Tuesday, October 8, 2013

'Scuse Me, While I Kiss the Sky: New Projects

Seattle-based Nordstrom's Midtown flagship store will anchor one of the tallest buildings in the world. The new tower planned for 217-225 West 57th Street will certainly be tall - coming in at 1,423 feet and 10 inches, the Nordstrom Tower will become the tallest building in New York City, topping 432 Park Avenue by just over 25 feet. That’s taller than the Empire State Building, which is 1,250 feet (1,454 feet to the tip of its antenna), and One World Trade Center, whose official height of 1,368 feet was certified without its 408-foot tall spire.

Nordstrom Tower

Coming in at 1,423 feet 10 inches, the Nordstrom Tower will become the tallest building in New York City - even taller than the Empire State Building at 1,250 feet, and One World Trade Center, with an official height of 1,368 feet.

The upscale chain will occupy the first seven floors of the 88-story residential condominium tower.

Nordstrom's flagship store will span 285,000 square feet on the first seven floors of the 88-story condominium tower, with its main entrance located on the east side of Broadway at West 57th Street.

 Click images to Enlarge

Towering One Vanderbilt

SL Green, the city’s largest office landlord, released sketches for its planned office tower at 41 East 42nd Street, to be known as One Vanderbilt.

The images depict a towering giant approaching 1,500-feet, and soaring well beyond notable neighbors like The Chrysler Building and MetLife.

The 1.55-million-square-foot building will be located at 41 East 42nd Street on Midtown’s East Side, where the city is considering a zoning change to allow for taller and bulkier structures.

[see ElectricWeb|Blogger, Jul 23, 2012]

The new zoning would only regulate density and square footage on new construction projects, with no restrictions on building height. One Vanderbilt will be one of the first towers to rise as part of the Midtown East re-zoning, and the building will occupy the entire block Immediately adjacent to Grand Central.

Early renderings paint an enormously tall picture, with the tower approaching the 1,500-foot mark.

The building looks like a taller sibling of Related’s Hudson Yards towers, which comes as no surprise given they share the same architect.

One Vanderbilt is not a final product at this point, but it will transform the Midtown skyline regardless. As the first of the new Midtown East giants, it will pave the way for innovation and establish the new skyscraper as a icon.


400 West 42nd Street

Demolition of three buildings at 400 West 42nd Street is complete, and renderings of the new 40-story hotel they plan to put up have been released by the Friedman Group.

The 220,000-square-foot hotel, near the corner of West 42nd Street and Ninth Avenue, will have 510 rooms and 38 larger extended-stay rooms as well as 25,000 square feet of retail on the ground floor at 577 Ninth Avenue.


30 Park Place

Construction of the stalled project at 30 Park Place is about to resume. With revised plans officially approved, the now 67-story, 937-foot tower can finally begin rising.

The site has sat as a vacant concrete pit since the 2008 financial crises derailed the original plans. 30 Park Place will be the tallest residential building in Lower Manhattan.

The bottom of the building will be occupied by a Four Seasons Hotel with 149 rooms, while the top will will hold 161 private residences.
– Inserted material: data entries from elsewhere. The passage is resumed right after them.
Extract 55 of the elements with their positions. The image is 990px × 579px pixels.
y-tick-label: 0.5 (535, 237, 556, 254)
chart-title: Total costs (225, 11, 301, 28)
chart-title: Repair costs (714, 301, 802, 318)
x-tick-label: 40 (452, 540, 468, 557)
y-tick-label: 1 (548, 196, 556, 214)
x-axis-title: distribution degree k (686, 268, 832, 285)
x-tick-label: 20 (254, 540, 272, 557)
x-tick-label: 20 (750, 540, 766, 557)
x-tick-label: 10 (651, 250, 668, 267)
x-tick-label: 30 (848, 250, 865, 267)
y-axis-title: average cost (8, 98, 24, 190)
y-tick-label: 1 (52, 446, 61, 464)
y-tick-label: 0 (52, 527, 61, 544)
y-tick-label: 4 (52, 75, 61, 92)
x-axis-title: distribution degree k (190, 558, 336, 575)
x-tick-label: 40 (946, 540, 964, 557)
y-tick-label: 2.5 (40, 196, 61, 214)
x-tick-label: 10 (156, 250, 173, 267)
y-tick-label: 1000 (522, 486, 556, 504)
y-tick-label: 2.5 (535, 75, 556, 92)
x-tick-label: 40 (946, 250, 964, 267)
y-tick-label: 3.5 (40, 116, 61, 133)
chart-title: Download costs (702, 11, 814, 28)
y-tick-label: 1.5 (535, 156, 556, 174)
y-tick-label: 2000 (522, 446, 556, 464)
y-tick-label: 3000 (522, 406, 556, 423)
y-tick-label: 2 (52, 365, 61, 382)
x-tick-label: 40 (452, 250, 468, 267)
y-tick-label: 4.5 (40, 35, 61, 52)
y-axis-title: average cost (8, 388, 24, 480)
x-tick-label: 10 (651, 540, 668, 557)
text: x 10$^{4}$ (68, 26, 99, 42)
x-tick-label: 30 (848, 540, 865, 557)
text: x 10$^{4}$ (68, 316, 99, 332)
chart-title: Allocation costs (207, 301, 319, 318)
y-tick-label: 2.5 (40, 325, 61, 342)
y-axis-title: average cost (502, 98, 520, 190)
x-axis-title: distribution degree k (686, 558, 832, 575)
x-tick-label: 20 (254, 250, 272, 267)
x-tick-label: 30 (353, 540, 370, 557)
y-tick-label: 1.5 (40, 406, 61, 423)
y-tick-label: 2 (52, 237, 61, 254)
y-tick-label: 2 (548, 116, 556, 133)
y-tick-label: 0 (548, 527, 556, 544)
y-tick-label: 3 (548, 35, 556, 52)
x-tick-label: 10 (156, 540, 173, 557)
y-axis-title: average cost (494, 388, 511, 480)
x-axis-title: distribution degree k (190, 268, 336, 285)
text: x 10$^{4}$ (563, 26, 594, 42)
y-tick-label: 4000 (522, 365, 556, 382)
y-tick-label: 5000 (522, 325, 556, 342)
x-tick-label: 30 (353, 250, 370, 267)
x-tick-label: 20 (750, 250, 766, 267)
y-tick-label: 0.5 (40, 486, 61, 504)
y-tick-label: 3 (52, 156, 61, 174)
[see ElectricWeb|Blogger, May 16, 2013]
[see ElectricWeb|Blogger, Aug 6, 2013]
[see ElectricWeb|Blogger, Mar 7, 2012]

Lower Manhattan is following the island's trend for extremely tall residential towers, though 30 Park Place was proposed long before most of Midtown’s future super-tall projects.

The new tower will rise concurrently with 56 Leonard Street, which was also stalled for several years, only resuming construction in earlier this year.

[see ElectricWeb|Blogger, Mar 20, 2013]

Other skyline-piercing towers set to rise in the vicinity include the recently announced 22 Thames Street, and 80 South Street projects.